Sporym wstrząsem było dla niego odkrycie, że informacje na ten temat były zafałszowane. – O pogromie lwowskim pojawiają się jedno-, dwuzdaniowe wzmianki w opisach historycznych o obronie Lwowa. Nie mówi się wówczas o pogromie, a o zamieszkach w dzielnicy żydowskiej, napadach dezerterów i bandytów, którzy w pewnym cieniu kładą ten wielki sukces naszych wielkich bohaterów, którzy obronili Lwów. Przeczytałem też Boje lwowskie Mączyńskiego – dwa tomy megalomańskich bredni człowieka osobiście odpowiedzialnego za ten pogrom. W jednej z austriackich książek po raz pierwszy znalazłem odwołania do archiwów lwowskich i stwierdziłem, że powinienem je odwiedzić. Gdy pojechałem tam, stwierdziłem, że jest o czym pisać. Te materiały były wstrząsające – relacjonuje autor.

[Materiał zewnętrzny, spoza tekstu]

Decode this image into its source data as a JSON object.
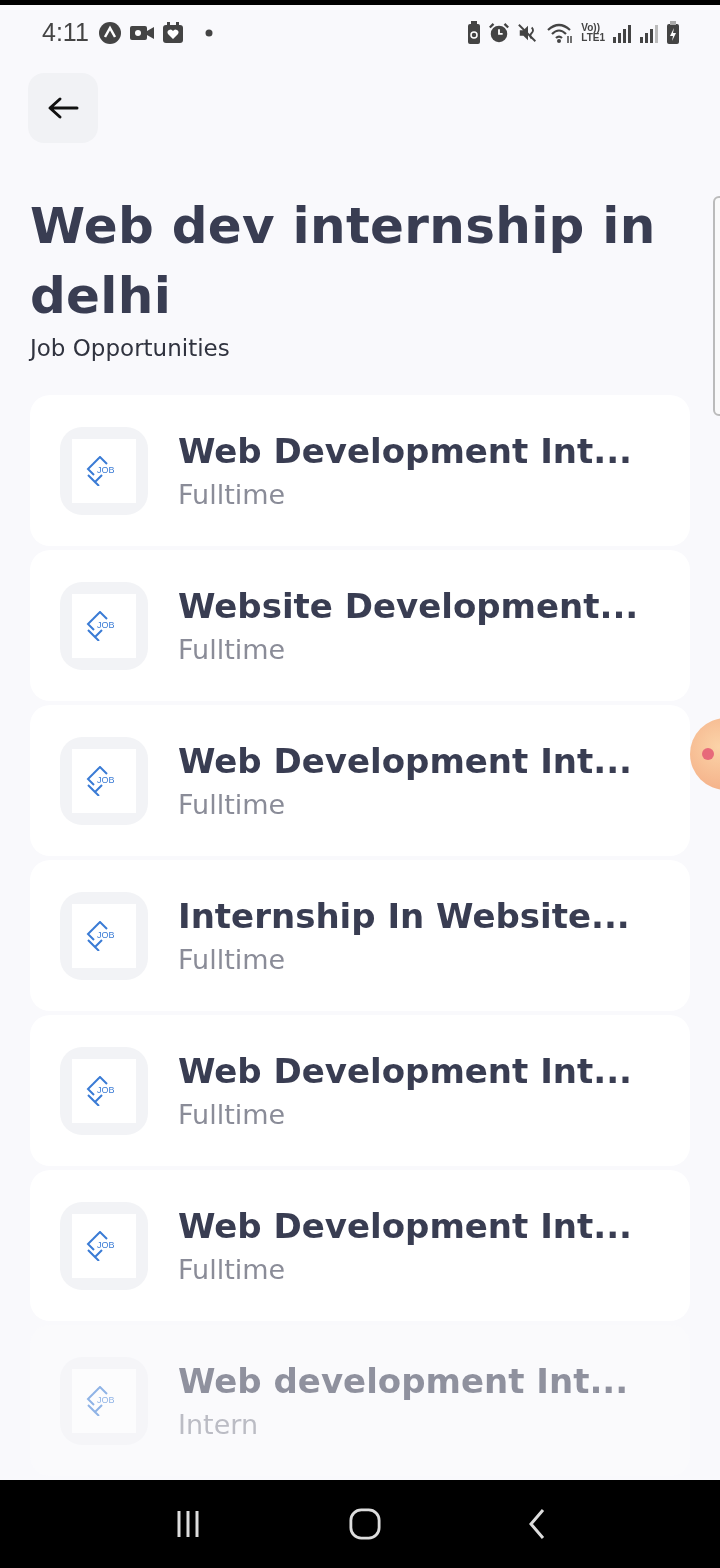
{
  "status_bar": {
    "time": "4:11",
    "network_label_top": "Vo))",
    "network_label_bottom": "LTE1"
  },
  "header": {
    "title": "Web dev internship in delhi",
    "subtitle": "Job Opportunities"
  },
  "jobs": [
    {
      "title": "Web Development Int...",
      "type": "Fulltime",
      "logo_text": "JOB",
      "faded": false
    },
    {
      "title": "Website Development...",
      "type": "Fulltime",
      "logo_text": "JOB",
      "faded": false
    },
    {
      "title": "Web Development Int...",
      "type": "Fulltime",
      "logo_text": "JOB",
      "faded": false
    },
    {
      "title": "Internship In Website...",
      "type": "Fulltime",
      "logo_text": "JOB",
      "faded": false
    },
    {
      "title": "Web Development Int...",
      "type": "Fulltime",
      "logo_text": "JOB",
      "faded": false
    },
    {
      "title": "Web Development Int...",
      "type": "Fulltime",
      "logo_text": "JOB",
      "faded": false
    },
    {
      "title": "Web development Int...",
      "type": "Intern",
      "logo_text": "JOB",
      "faded": true
    }
  ]
}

W czasie spotkania Gauden odniósł się też do specyficznego zjawiska: tego, że po pogromie powstawały polskie raporty, lecz nigdy nie trafiły one do polskiej opinii publicznej. Jeden z nich został opublikowany w latach 80. w piśmie naukowym Polskiej Akademii Nauk. Jednak takie media mają bardzo ograniczony zasięg – 
 i równie niską „siłę rażenia”. Polacy wypierali informacje o pogromie, nie licząc historyków dokonujących lakonicznych wzmianek w swoich pracach. Grzegorz Gauden do tematu podszedł jednak zupełnie inaczej – „nienaukowo” oddając głos ofiarom. Jak makabryczne są to świadectwa, mogliśmy się przekonać w trakcie spotkania.

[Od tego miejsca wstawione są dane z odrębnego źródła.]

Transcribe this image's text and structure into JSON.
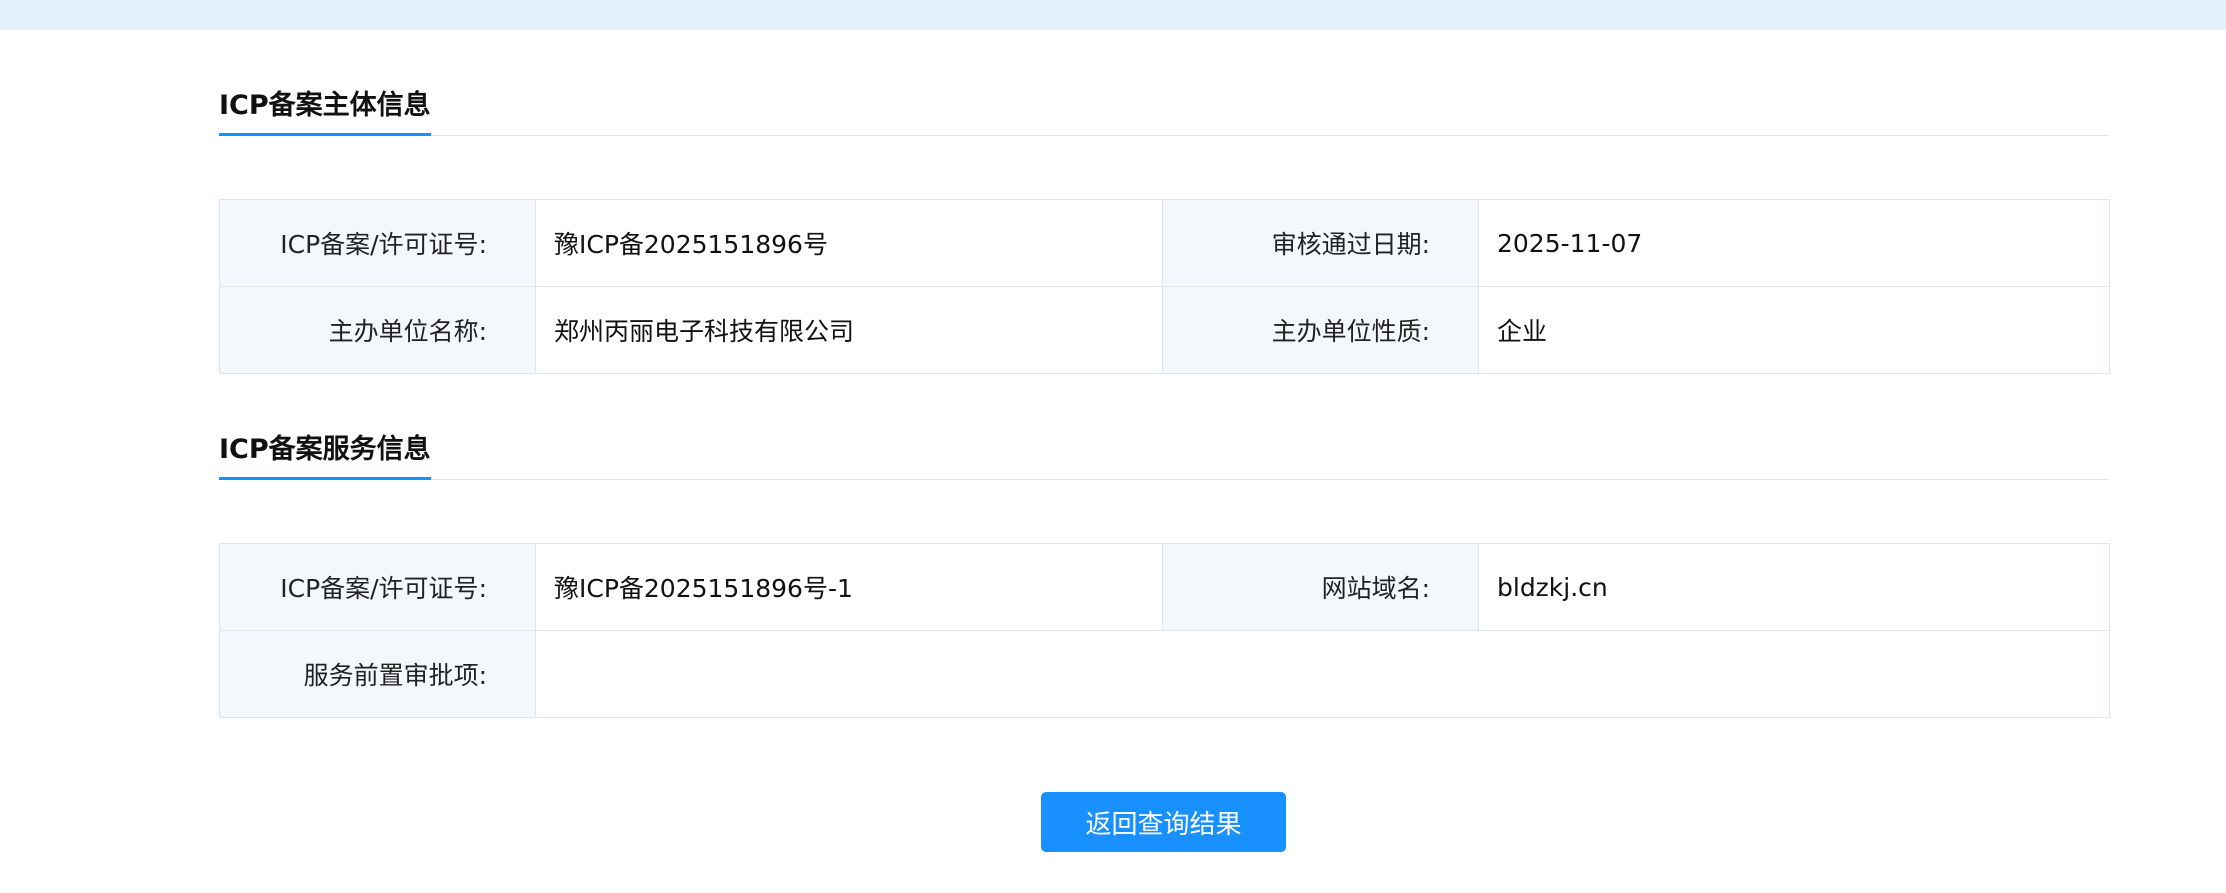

Fragmenty książki przeczytał w wyjątkowy poruszający sposób Yurii Chebotarov, mieszkający w Poznaniu aktor o ukraińskim pochodzeniu. – Lwów jest bardzo piękny. Kto w nim nie był – to zapraszam. Gdy czytałem książkę, wszystko to miałem przed swoimi oczyma. Znam plac Krakowski, ulice, chodniki. Moim zdaniem w pewnym momencie ludzie otwierają czarną skrzynkę. I ta skrzynka daje jakąś agresję. Ważne, by jej nie otwierać. Bo ta agresja może skończyć się wojną. Dla mnie to bardzo ciężkie. Pamiętam, jak ciocia opowiadała mi o II wojnie światowej. Nigdy tego nie zapomnę. Dziś czytamy to jako historię 1918 roku. Moim zdaniem to bardzo aktualny temat. Nigdy nie mógłbym sobie wyobrazić, że w 2013 roku w centrum Kijowa tak samo otworzyła się taka czarna skrzynka, która nadal jest otwarta – na wschodzie Ukrainy. Gdy jestem tutaj i wychodzę na rynek, czuję się bezpiecznie. I każdy z nas czuje się bezpiecznie. Ale w każdej chwili może coś się stać. Chciałbym podziękować autorowi za to, że pokazuje tę agresję we Lwowie, moim mieście – przyznał Chebotarov. 
 

Spotkanie z Grzegorzem Gaudenem odbyło się 23 października w Galerii Miejskiej Arsenał w Poznaniu, a zorganizowało je Stowarzyszenie Miasteczko Poznań w ramach programu "Otwarta Żydowska" realizowanego przy wsparciu Urzędu Miasta Poznania.